Der Hafenkran findet zurück zur alten Form. Die Arbeiten am Klybeckquai sind bereits weit fortgeschritten.


Es war zunächst nur ein kleiner Bagger, aber ein grosser Schritt für den Hafenkran. Mit dem Bagger am Eingang zum Klybeckquai zeichnete sich Mitte Juli nämlich ab, dass der vieldiskutierte Kran endlich doch noch zu stehen kommt.

Am 29. August hat er sein Lager in Huningue per Schiff verlassen. Tags darauf war er am Ziel, wenn auch noch in Einzelteile zerlegt. Fotograf Alexander Proebrajenski hat den Wiederaufbau des Krans abgelichtet.

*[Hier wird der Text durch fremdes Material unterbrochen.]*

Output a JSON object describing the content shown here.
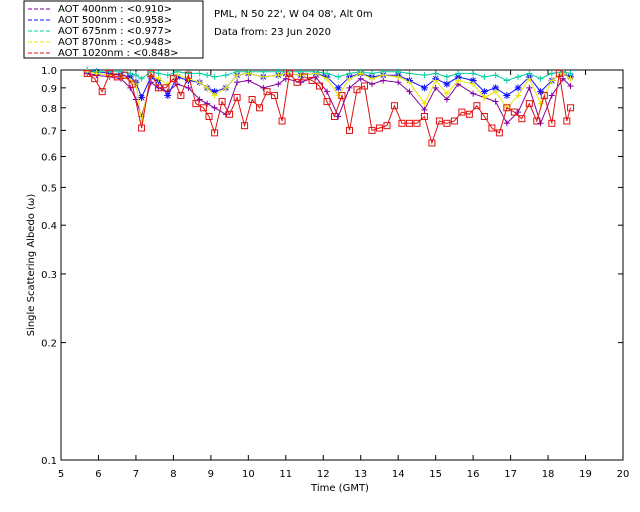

Was braucht es als Erstes, um einen Kran aufzubauen? Na? Einen zweiten Kran natürlich.
Ganz schön kräftig, so ein Toggenburger Arm.
Ein wichtiges Teil auf dem Weg zur Bodenhaftung. Gut, im Grunde ist jedes Teil wichtig.
Das ist sich das «Baslerdybli» nicht gewohnt, dass man ihm die Show stiehlt.
Passt.
Typisches Baustellen-Feeling: Die reissen sich da den A*** auf, und die Bürolisten sind schon wieder am Kaffee Trinken.
Fotografen müssen draussen bleiben. Sicherheitsdings.
Ein skeptischer Blick.
Doch, das kommt nicht schlecht.
Schauen Sie mal, wie es den Bürolisten im Turm deprimiert, wenn die grossen Buben draussen mit dem Kran spielen dürfen und er nicht.
«Geil, voll die krasse Kran-Party am Hafen!»
Hat irgendwie was von einem Tinguely-Kunstwerk, finden Sie nicht auch?
Mmmnnnja: Passt auch.

Die offizielle Übergabe des Hafenkrans von Novartis an den Kanton erfolgt übrigens am 29. September.

Konversation

  1. Schade, hat man den Kran nicht noch ein wenig geputzt und restauriert. Eine neue Farbe hätte auch nicht geschadet. Die Idee finde ich aber gut.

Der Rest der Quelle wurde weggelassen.